What makes VA loans special?
The nation's active duty service members and veterans are a lot of things. Loyal. Patriotic. Courageous. Resilient. Strong-willed. Family-oriented. Important. And that's just a handful of the words that come to mind.
Here's another term that's highly characteristic of America's best and brightest: homeowners. On the surface, you may not think this word applies, given that those currently serving may be forced to relocate themselves at any given time. But as data from the National Association of Realtors shows, former or current members of the military represent roughly 1 in 5 recent homebuyers. And of those buyers who are on active duty, their median age is 34 - quite young compared to the typical civilian buyer (42 years old).
When current and formerly active members of the United States military are looking to buy, they have many options to do so. And when it comes to their preferred mortgage type, one stands supreme: VA loans. Whether you've long been a member of the armed forces or served for only a brief amount of time, VA loans are a great way to enter the housing market affordably and in a manner that's in keeping with your current situation and circumstances. As their title connotes, VA loans are backed by the United States Department of Veterans Affairs. This basically means that should a borrower default, the VA guarantees the mortgage issuer that the loan will be paid off in full.

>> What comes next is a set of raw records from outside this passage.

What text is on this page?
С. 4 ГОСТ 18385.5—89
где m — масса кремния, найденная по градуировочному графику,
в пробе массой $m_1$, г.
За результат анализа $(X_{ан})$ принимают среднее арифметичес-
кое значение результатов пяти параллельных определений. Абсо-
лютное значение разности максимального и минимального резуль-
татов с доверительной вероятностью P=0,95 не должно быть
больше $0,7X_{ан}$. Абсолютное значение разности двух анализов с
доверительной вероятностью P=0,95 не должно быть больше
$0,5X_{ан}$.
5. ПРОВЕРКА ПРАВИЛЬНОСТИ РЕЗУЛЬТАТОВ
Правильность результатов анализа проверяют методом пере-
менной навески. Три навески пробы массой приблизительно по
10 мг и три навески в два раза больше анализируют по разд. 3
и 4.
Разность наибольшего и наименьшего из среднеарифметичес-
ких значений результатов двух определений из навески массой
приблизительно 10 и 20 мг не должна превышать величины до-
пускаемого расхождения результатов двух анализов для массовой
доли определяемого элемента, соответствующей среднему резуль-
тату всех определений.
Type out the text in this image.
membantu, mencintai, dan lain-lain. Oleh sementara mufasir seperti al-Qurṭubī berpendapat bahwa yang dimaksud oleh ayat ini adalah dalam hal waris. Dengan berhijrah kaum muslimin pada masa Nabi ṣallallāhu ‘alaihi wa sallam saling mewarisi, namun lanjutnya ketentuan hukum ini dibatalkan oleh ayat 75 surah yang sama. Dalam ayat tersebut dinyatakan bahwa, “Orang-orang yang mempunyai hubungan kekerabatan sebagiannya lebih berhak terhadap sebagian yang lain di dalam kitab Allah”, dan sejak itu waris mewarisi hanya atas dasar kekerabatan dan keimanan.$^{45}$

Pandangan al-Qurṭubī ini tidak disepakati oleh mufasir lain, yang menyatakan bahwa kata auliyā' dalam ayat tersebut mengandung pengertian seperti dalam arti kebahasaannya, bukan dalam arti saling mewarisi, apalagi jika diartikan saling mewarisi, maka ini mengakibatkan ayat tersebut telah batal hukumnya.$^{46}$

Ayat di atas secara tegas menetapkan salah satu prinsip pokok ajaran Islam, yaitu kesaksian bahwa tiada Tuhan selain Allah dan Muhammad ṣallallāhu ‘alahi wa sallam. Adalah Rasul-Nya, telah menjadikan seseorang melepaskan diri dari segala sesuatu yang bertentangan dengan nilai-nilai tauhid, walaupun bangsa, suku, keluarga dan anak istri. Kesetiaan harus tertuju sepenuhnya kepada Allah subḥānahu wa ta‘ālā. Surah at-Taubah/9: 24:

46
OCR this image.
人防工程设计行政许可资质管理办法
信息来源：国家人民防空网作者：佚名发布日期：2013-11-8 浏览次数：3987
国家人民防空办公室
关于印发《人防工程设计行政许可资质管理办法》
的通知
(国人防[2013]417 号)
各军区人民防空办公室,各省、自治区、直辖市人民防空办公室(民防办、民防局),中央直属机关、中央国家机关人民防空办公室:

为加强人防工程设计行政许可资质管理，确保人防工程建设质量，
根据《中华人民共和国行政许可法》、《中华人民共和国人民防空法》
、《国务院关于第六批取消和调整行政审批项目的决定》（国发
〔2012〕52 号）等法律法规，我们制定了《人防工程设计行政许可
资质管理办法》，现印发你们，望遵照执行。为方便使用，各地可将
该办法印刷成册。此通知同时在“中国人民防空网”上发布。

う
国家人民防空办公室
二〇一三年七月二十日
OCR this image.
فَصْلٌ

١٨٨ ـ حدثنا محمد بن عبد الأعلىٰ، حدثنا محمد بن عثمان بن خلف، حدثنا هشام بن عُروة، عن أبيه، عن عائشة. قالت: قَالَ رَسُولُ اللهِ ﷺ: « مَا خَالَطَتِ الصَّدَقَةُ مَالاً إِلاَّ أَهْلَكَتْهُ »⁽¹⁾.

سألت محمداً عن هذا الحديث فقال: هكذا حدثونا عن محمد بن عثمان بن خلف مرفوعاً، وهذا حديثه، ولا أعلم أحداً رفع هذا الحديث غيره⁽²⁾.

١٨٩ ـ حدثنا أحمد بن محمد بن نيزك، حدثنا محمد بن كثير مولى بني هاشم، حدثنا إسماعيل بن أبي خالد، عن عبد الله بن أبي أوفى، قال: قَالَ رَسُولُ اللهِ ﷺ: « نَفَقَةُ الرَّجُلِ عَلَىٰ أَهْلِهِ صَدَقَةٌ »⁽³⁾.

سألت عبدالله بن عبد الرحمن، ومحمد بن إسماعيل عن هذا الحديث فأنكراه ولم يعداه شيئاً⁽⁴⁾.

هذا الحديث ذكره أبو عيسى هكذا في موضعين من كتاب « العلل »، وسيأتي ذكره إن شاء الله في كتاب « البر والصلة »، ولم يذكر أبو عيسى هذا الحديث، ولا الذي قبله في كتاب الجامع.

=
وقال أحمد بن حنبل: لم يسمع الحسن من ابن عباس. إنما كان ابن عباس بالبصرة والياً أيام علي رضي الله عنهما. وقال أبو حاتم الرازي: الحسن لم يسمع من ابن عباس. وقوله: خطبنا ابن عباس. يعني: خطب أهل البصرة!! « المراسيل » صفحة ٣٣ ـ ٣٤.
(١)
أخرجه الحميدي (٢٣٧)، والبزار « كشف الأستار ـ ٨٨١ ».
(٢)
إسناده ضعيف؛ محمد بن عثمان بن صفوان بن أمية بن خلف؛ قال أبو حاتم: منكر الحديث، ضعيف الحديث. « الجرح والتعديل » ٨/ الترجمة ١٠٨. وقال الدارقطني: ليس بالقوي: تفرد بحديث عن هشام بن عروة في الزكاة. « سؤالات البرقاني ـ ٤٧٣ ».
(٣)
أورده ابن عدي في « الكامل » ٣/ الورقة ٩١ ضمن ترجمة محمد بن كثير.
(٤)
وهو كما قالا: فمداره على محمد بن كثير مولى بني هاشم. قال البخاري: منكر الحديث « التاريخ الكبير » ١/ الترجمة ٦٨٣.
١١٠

But there's much more to VA loans than their being supported by the federal government, a fact which on its own make this product a desirable financing tool. Here are a few other elements of VA loans that can help you decide if this mortgage is the one for you and determine whether you're eligible to apply.
No down payment is required
Perhaps the biggest perk of VA loans is borrowers don't have to put any money down up front. A common misconception when it comes to mortgage is the notion that a down payment of 20% or more is required. Not only is this not true, but the actual percentage homebuyers put down is considerably smaller than that, averaging between 3% and 3.5%, according to the NAR. This makes homeownership much more realistic for families who are on a budget, as a 20% down payment on a median-priced home in the U.S. would cost upwards of $53,120 (the current median for an existing home is $265,600). However, even a down payment of 3.5% - the equivalent of $9,285 - is no drop in the bucket, either.
The ability to forego the down payment is part of what makes VA loans so popular. At 56%, most active duty do not put any money down when they buy a house, based on the latest figures from the NAR. Roughly 41% of veterans take advantage of no money down financing as well.
Length of service required varies to be considered eligible
There are roughly 1.3 million men and women who are now on active duty, according to estimates from the Pew Research Center. That's down from 1.4 million in 2010 and 2 million in 1990. Virtually all of them will receive veteran status should they decide to retire from the military. It raises an interesting question: How long do you have to be in the service to be qualified for a VA loan? The answer to this question isn't always clear cut and largely depends on whether the U.S. is in war or peacetime. For example, if it's wartime - a designation that the VA ultimately determines - service time required for VA loan eligibility is usually 90 days. But if it's during peacetime, it's roughly double that at 181 days.
VA loan eligibility may also be contingent on the branch of the military you are or were in. For example, if you're in the National Guard or Reserves, six full years of service is required.
Surviving spouses of service members may also be eligible to apply for a VA loan. But here as well, there are various circumstances that determine when you become qualified. The best course of action if you're unsure is to talk to your lender directly and tell them your situation.
Funding fee replaces private mortgage insurance
Another advantage of VA loans is borrowers usually don't have to purchase private mortgage insurance. Normally, when a buyer takes out a loan and puts down less than 20% of the home's purchase price, they have to buy mortgage insurance to ensure the loan is paid off in the event of default. Such a policy is not mandatory for VA loan borrowers. In lieu of private insurance is a basic funding fee, which is typically around 2% of the home's value. This amount is paid to the VA. However, this amount may be lowered to 1.5% with a down payment of 5% or 1.25% by putting 10% down. The VA Funding Fee can also be financed into the loan amount or paid in cash.
The funding fee may be waived entirely, though, in certain circumstances, such as if your spouse died while in the line of duty or from a disability which stemmed from his or her time in the armed forces. Veterans who have a 10% disability and receive disability checks are also exempt.